Французские критики говорят нам, что никто сейчас не читает «Юлию, или Новую Элоизу» во Франции, кроме сознательных исследователей трудов Руссо, и, конечно, немногие в этом поколении читают ее в нашей собственной стране. Действие очень слабое, а игра мотивов очень проста, если противопоставить ее изобретательности, сложным тонкостям психологического анализа, силе быстрой смены от одного тревожного инцидента или возбужденного настроения к другому, которые отмечают современного писателя сентиментальной прозы. Как предупреждает нас название, это история молодого наставника и слишком прекрасной ученицы, сбивающихся с уроков спокойной философии в жаркие места страсти. Высокая гордость отца Юлии запрещала всякую надежду на их союз, и в самом отчаянии несчастная пара потеряла самоконтроль добродетели и бросилась в яму, которая так готова к нашим ногам. Раскаяние последовало быстрым шагом, ибо Юлия со своей чистотой не потеряла ни одной из других прелестей послушного характера. Ее возлюбленный был поспешно увезен из страны великодушной заботой английского дворянина, одного из самых храбрых, нежных и лучших людей. Юлия, оставленная в покое присутствием возлюбленного, пораженная горем от смерти милой и любящей матери и притесняемая настойчивостью отца, которого она нежно любила, несмотря на все бедствия, которые его воля принесла ей, в конце концов согласилась выйти замуж за иностранного барона из какого-то северного двора. Вольмар был намного старше ее; приверженец спокойного разума, без системы и без предрассудков, доброжелательный, упорядоченный, прежде всего рассудительный. Возлюбленный размышлял о самоубийстве, от которого его отвлекли только аргументы лорда Эдуарда, который сделал больше, чем спорил; он поспешно отправил несчастного человека на борт корабля адмирала Ансона, тогда только начинавшего свое знаменитое путешествие вокруг света. И это знаменует конец первого эпизода.

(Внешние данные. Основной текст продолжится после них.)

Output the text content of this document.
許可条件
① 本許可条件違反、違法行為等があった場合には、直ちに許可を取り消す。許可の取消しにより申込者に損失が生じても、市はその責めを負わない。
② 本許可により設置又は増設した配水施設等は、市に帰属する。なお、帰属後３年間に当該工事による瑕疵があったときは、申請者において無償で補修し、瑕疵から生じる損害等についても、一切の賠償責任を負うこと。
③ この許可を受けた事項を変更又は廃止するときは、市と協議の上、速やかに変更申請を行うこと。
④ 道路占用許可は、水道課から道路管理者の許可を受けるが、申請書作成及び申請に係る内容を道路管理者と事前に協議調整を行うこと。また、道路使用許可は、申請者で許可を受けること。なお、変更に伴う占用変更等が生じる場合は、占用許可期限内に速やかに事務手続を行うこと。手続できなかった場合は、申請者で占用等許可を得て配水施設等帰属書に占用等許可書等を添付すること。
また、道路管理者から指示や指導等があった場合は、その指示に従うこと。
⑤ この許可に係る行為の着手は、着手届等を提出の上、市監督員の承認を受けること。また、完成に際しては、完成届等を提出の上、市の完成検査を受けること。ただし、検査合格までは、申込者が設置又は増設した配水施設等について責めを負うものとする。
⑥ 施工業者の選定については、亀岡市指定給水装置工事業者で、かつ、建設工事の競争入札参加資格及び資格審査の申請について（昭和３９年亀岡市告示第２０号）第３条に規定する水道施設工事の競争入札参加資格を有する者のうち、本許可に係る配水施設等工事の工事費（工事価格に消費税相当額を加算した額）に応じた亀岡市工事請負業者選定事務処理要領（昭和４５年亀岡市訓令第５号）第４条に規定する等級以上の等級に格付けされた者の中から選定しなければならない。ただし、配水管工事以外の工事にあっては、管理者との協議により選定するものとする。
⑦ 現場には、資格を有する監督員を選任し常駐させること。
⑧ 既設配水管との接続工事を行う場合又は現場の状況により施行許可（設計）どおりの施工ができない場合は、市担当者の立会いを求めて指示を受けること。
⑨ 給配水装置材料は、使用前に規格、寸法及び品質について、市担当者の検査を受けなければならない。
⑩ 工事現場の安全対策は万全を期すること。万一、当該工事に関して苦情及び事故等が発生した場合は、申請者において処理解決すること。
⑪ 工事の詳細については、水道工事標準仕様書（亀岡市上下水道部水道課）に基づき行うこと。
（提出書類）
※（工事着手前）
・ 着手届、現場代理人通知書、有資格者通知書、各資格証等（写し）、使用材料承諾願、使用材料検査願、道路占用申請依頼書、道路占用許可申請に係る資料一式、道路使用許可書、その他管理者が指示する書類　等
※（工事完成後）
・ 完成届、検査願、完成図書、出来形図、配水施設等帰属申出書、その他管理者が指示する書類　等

Руссо всегда настаивал на том, что его история опасна для молодых девушек, и утверждал, что Ричардсон был серьезно неправ, полагая, что они могут быть наставлены романами. Это было все равно что поджечь дом, говорил он, ради того, чтобы заставить работать насосы. Поскольку он признавал так много, он не открыт для нападок с этой стороны, за исключением тех, кто придерживается теории, что не следует писать книг, которые нельзя благоразумно вложить в руки молодых, — пустая и презренная доктрина, которая должна выхолостить всю литературу и все искусство, исключая самые интересные из человеческих отношений и самые мощные из человеческих страстей. Нет ни одного сочинения первого ранга вне науки, от Библии и ниже, которое могло бы пройти этот тест. Самый полезный стандарт для измерения значимости книги в этом отношении находится в нравах того времени и преобладающем тоне современной литературы. Пытаясь оценить значение «Юлии, или Новой Элоизы» и ее популярность, хорошо думать о ней как об изображении любви, в связи не только с такой книгой, как «Орлеанская девственница», где есть по крайней мере остроумие, но и с историей вроде Дюкло, которую все дамы читали и нисколько не стыдились признать, что читали; или, что еще хуже, такой мерзостью, как первые рассказы Дидро; или историей вроде Лакло, которая появилась поколением позже и с ее бесконечной живостью и дьявольщиной довела традицию художественной нечистоты до столь же энергичного проявления, на какое она способна. Поколению, чья литература так же чиста, как лучшая английская, американская и немецкая литература в наши дни, «Юлия, или Новая Элоиза» могла бы, без сомнения, быть развращающей. Людям, которые читали Кребийона и «Орлеанскую девственницу», она, без сомнения, была возвышающей.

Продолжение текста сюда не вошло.